In 2005, former combatants started discussing what to do and two years later filed a criminal complaint.
In 2009, the Comodoro Rivadavia Federal Appeals Court gave the green light to the investigation into the role played by Jorge Eduardo Taranto, a second lieutenant of the Regiment No. 5 from Paso de Los Libres during the war. But Taranto appealed, taking the case to the Federal Cassation Court.
The country’s highest tribunal said the offences could not be considered crimes against humanity. For the members of the First Court of the Cassation Court, these offences have to be part of a systematic attack launched against civilians. One of the judges considered that they were heinous but not systematic and the abuses were not against civilians but soldiers.

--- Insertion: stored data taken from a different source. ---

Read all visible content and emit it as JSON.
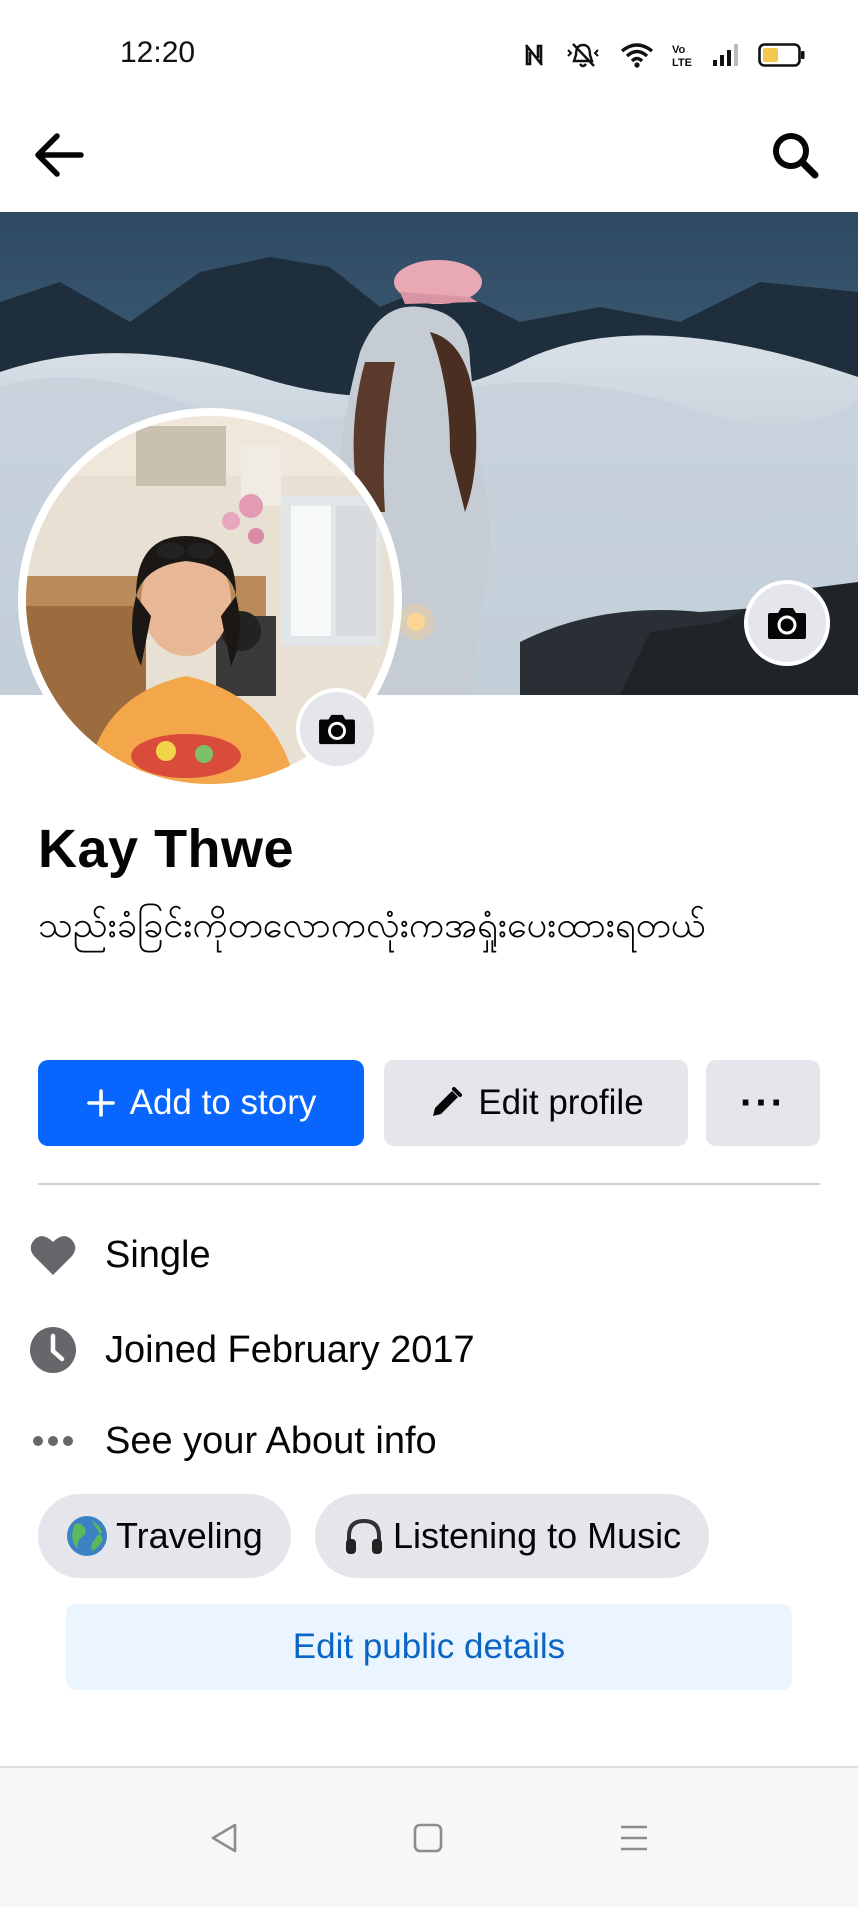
{
  "status_bar": {
    "time": "12:20",
    "icons": [
      "nfc-icon",
      "vibrate-icon",
      "wifi-icon",
      "volte-icon",
      "signal-icon",
      "battery-icon"
    ]
  },
  "app_bar": {
    "back_icon": "arrow-left-icon",
    "search_icon": "search-icon"
  },
  "profile": {
    "name": "Kay Thwe",
    "bio": "သည်းခံခြင်းကိုတလောကလုံးကအရှုံးပေးထားရတယ်"
  },
  "actions": {
    "add_story_label": "Add to story",
    "edit_profile_label": "Edit profile",
    "more_label": "···"
  },
  "info": [
    {
      "icon": "heart-icon",
      "text": "Single"
    },
    {
      "icon": "clock-icon",
      "text": "Joined February 2017"
    },
    {
      "icon": "more-dots-icon",
      "text": "See your About info"
    }
  ],
  "hobbies": [
    {
      "emoji": "🌏",
      "label": "Traveling"
    },
    {
      "emoji": "🎧",
      "label": "Listening to Music"
    }
  ],
  "edit_public_details_label": "Edit public details",
  "colors": {
    "primary": "#0866ff",
    "secondary_button": "#e4e6eb",
    "link_blue": "#0a66c2",
    "light_blue_bg": "#ebf5ff",
    "icon_gray": "#65676b"
  }
}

In 2012, the substitute attorney general Luis González Warcalde appealed the case to the Supreme Court, arguing that those who suffered torture were only young men forced to go to the frontline to risk their lives, most of them without the proper uniform and without even receiving food.
“Some of us were tortured because we were starving and tried to grab some cookies or to butcher a sheep,” Alonso said.
The CECIM believes torture was systematic in the islands.
“We have reports against the Army, the Navy and the Air Force,” Alonso said. “Thanks to the disclosure of the secret archives ordered by the president on April 2, we have also been able to figure out that the military leaders had information about these abuses but that they agreed to let officers go unpunished. And they have been successful so far.”